Authors:
Tommaso Cucinotta
1
;
Giacomo Lanciano
2
;
Antonio Ritacco
1
;
Marco Vannucci
1
;
Antonino Artale
3
;
Joao Barata
4
;
Enrica Sposato
3
and
Luca Basili
3
Affiliations:
1
Scuola Superiore Sant’Anna, Pisa, Italy
;
2
Scuola Superiore Sant’Anna, Pisa, Italy, Scuola Normale Superiore, Pisa, Italy
;
3
Vodafone, Milan, Italy
;
4
Vodafone, Lisbon, Portugal
Keyword(s):
Self-organizing Maps, Machine Learning, Network Function Virtualization.
Abstract:
In this paper, we tackle the problem of detecting anomalous behaviors in a virtualized infrastructure for network function virtualization, proposing to use self-organizing maps for analyzing historical data available through a data center.
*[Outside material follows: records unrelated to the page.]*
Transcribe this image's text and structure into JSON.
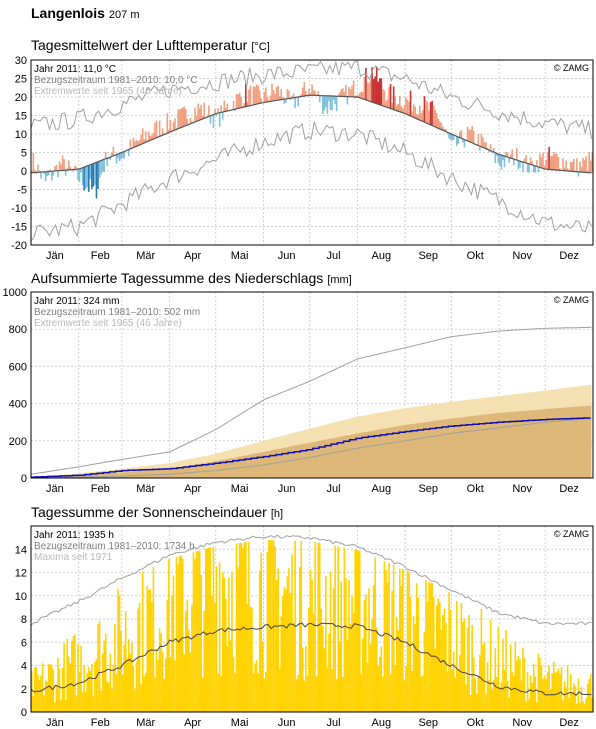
{
  "station": {
    "name": "Langenlois",
    "elevation": "207 m"
  },
  "months": [
    "Jän",
    "Feb",
    "Mär",
    "Apr",
    "Mai",
    "Jun",
    "Jul",
    "Aug",
    "Sep",
    "Okt",
    "Nov",
    "Dez"
  ],
  "copyright": "© ZAMG",
  "colors": {
    "warm": "#f0a080",
    "warm_strong": "#c83232",
    "cold": "#80c0dc",
    "cold_strong": "#2a7ab0",
    "precip_year": "#1010b0",
    "precip_ref": "#f4e0b0",
    "precip_ref_dark": "#d8b070",
    "sun": "#ffd200"
  },
  "chart_data": [
    {
      "id": "temperature",
      "type": "bar",
      "title": "Tagesmittelwert der Lufttemperatur",
      "unit": "[°C]",
      "legend": [
        "Jahr 2011: 11,0 °C",
        "Bezugszeitraum 1981–2010: 10,0 °C",
        "Extremwerte seit 1965 (46 Jahre)"
      ],
      "ylim": [
        -20,
        30
      ],
      "yticks": [
        -20,
        -15,
        -10,
        -5,
        0,
        5,
        10,
        15,
        20,
        25,
        30
      ],
      "x_unit": "day of year",
      "reference_mean": {
        "x": [
          1,
          32,
          60,
          91,
          121,
          152,
          182,
          213,
          244,
          274,
          305,
          335,
          365
        ],
        "y": [
          -0.5,
          0.5,
          5,
          10.5,
          15.5,
          18.5,
          20.5,
          20,
          15.5,
          10,
          4.5,
          0.5,
          -0.5
        ]
      },
      "extreme_max": {
        "x": [
          1,
          32,
          60,
          91,
          121,
          152,
          182,
          213,
          244,
          274,
          305,
          335,
          365
        ],
        "y": [
          12,
          14,
          18,
          22,
          24,
          26,
          27,
          28,
          25,
          20,
          16,
          13,
          11
        ]
      },
      "extreme_min": {
        "x": [
          1,
          32,
          60,
          91,
          121,
          152,
          182,
          213,
          244,
          274,
          305,
          335,
          365
        ],
        "y": [
          -17,
          -15,
          -9,
          -2,
          3,
          8,
          11,
          10,
          5,
          -2,
          -8,
          -14,
          -16
        ]
      },
      "series_2011": {
        "x": [
          1,
          10,
          20,
          32,
          42,
          50,
          60,
          70,
          80,
          91,
          100,
          110,
          121,
          130,
          140,
          152,
          160,
          170,
          182,
          192,
          200,
          213,
          222,
          232,
          244,
          255,
          265,
          274,
          285,
          295,
          305,
          315,
          325,
          335,
          345,
          355,
          365
        ],
        "y": [
          3,
          -3,
          2,
          -2,
          -6,
          4,
          4,
          8,
          11,
          13,
          15,
          17,
          14,
          18,
          21,
          20,
          22,
          18,
          23,
          17,
          19,
          23,
          27,
          21,
          19,
          18,
          15,
          6,
          10,
          7,
          2,
          4,
          1,
          4,
          3,
          1,
          3
        ]
      }
    },
    {
      "id": "precipitation",
      "type": "area",
      "title": "Aufsummierte Tagessumme des Niederschlags",
      "unit": "[mm]",
      "legend": [
        "Jahr 2011: 324 mm",
        "Bezugszeitraum 1981–2010: 502 mm",
        "Extremwerte seit 1965 (46 Jahre)"
      ],
      "ylim": [
        0,
        1000
      ],
      "yticks": [
        0,
        200,
        400,
        600,
        800,
        1000
      ],
      "x_unit": "day of year",
      "reference_mean": {
        "x": [
          1,
          32,
          60,
          91,
          121,
          152,
          182,
          213,
          244,
          274,
          305,
          335,
          365
        ],
        "y": [
          0,
          25,
          50,
          80,
          130,
          200,
          265,
          330,
          375,
          410,
          440,
          470,
          502
        ]
      },
      "reference_band": {
        "x": [
          1,
          32,
          60,
          91,
          121,
          152,
          182,
          213,
          244,
          274,
          305,
          335,
          365
        ],
        "low": [
          0,
          15,
          30,
          50,
          90,
          140,
          190,
          240,
          285,
          320,
          350,
          370,
          390
        ],
        "high": [
          0,
          25,
          50,
          80,
          130,
          200,
          265,
          330,
          375,
          410,
          440,
          470,
          502
        ]
      },
      "extreme_max": {
        "x": [
          1,
          32,
          60,
          91,
          121,
          152,
          182,
          213,
          244,
          274,
          305,
          335,
          365
        ],
        "y": [
          20,
          60,
          100,
          140,
          260,
          420,
          520,
          640,
          700,
          760,
          790,
          805,
          810
        ]
      },
      "extreme_min": {
        "x": [
          1,
          32,
          60,
          91,
          121,
          152,
          182,
          213,
          244,
          274,
          305,
          335,
          365
        ],
        "y": [
          0,
          5,
          10,
          20,
          40,
          70,
          110,
          160,
          200,
          240,
          270,
          300,
          320
        ]
      },
      "series_2011": {
        "x": [
          1,
          32,
          60,
          91,
          121,
          152,
          182,
          213,
          244,
          274,
          305,
          335,
          365
        ],
        "y": [
          5,
          15,
          40,
          50,
          80,
          115,
          155,
          215,
          250,
          280,
          300,
          315,
          324
        ]
      }
    },
    {
      "id": "sunshine",
      "type": "bar",
      "title": "Tagessumme der Sonnenscheindauer",
      "unit": "[h]",
      "legend": [
        "Jahr 2011: 1935 h",
        "Bezugszeitraum 1981–2010: 1734 h",
        "Maxima seit 1971"
      ],
      "ylim": [
        0,
        16
      ],
      "yticks": [
        0,
        2,
        4,
        6,
        8,
        10,
        12,
        14
      ],
      "x_unit": "day of year",
      "reference_mean": {
        "x": [
          1,
          32,
          60,
          91,
          121,
          152,
          182,
          213,
          244,
          274,
          305,
          335,
          365
        ],
        "y": [
          1.8,
          2.5,
          4,
          6,
          7,
          7.3,
          7.5,
          7.4,
          6,
          4,
          2.2,
          1.6,
          1.6
        ]
      },
      "maxima": {
        "x": [
          1,
          32,
          60,
          91,
          121,
          152,
          182,
          213,
          244,
          274,
          305,
          335,
          365
        ],
        "y": [
          7.6,
          9.5,
          11.5,
          13.5,
          14.6,
          15.1,
          15.0,
          14.2,
          12.5,
          10.5,
          8.5,
          7.6,
          7.6
        ]
      },
      "series_2011": {
        "x": [
          1,
          32,
          60,
          91,
          121,
          152,
          182,
          213,
          244,
          274,
          305,
          335,
          365
        ],
        "y": [
          2,
          4,
          6,
          9,
          11,
          10,
          9,
          9,
          8,
          6,
          4,
          2.5,
          2
        ]
      }
    }
  ]
}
We propose a joint analysis of system-level metrics, mostly related to resource consumption patterns of the hosted virtual machines, as available through the virtualized infrastructure monitoring system, and the application-level metrics published by individual virtualized network functions through their own monitoring subsystems. Experimental results, obtained by processing real data from one of the NFV data centers of the Vodafone network operator, show that our technique is able to identify specific points in space and time of the recent evolution of the monitored infrastructure that are worth to be investigated by a human operator in order to keep the system running under expected conditions.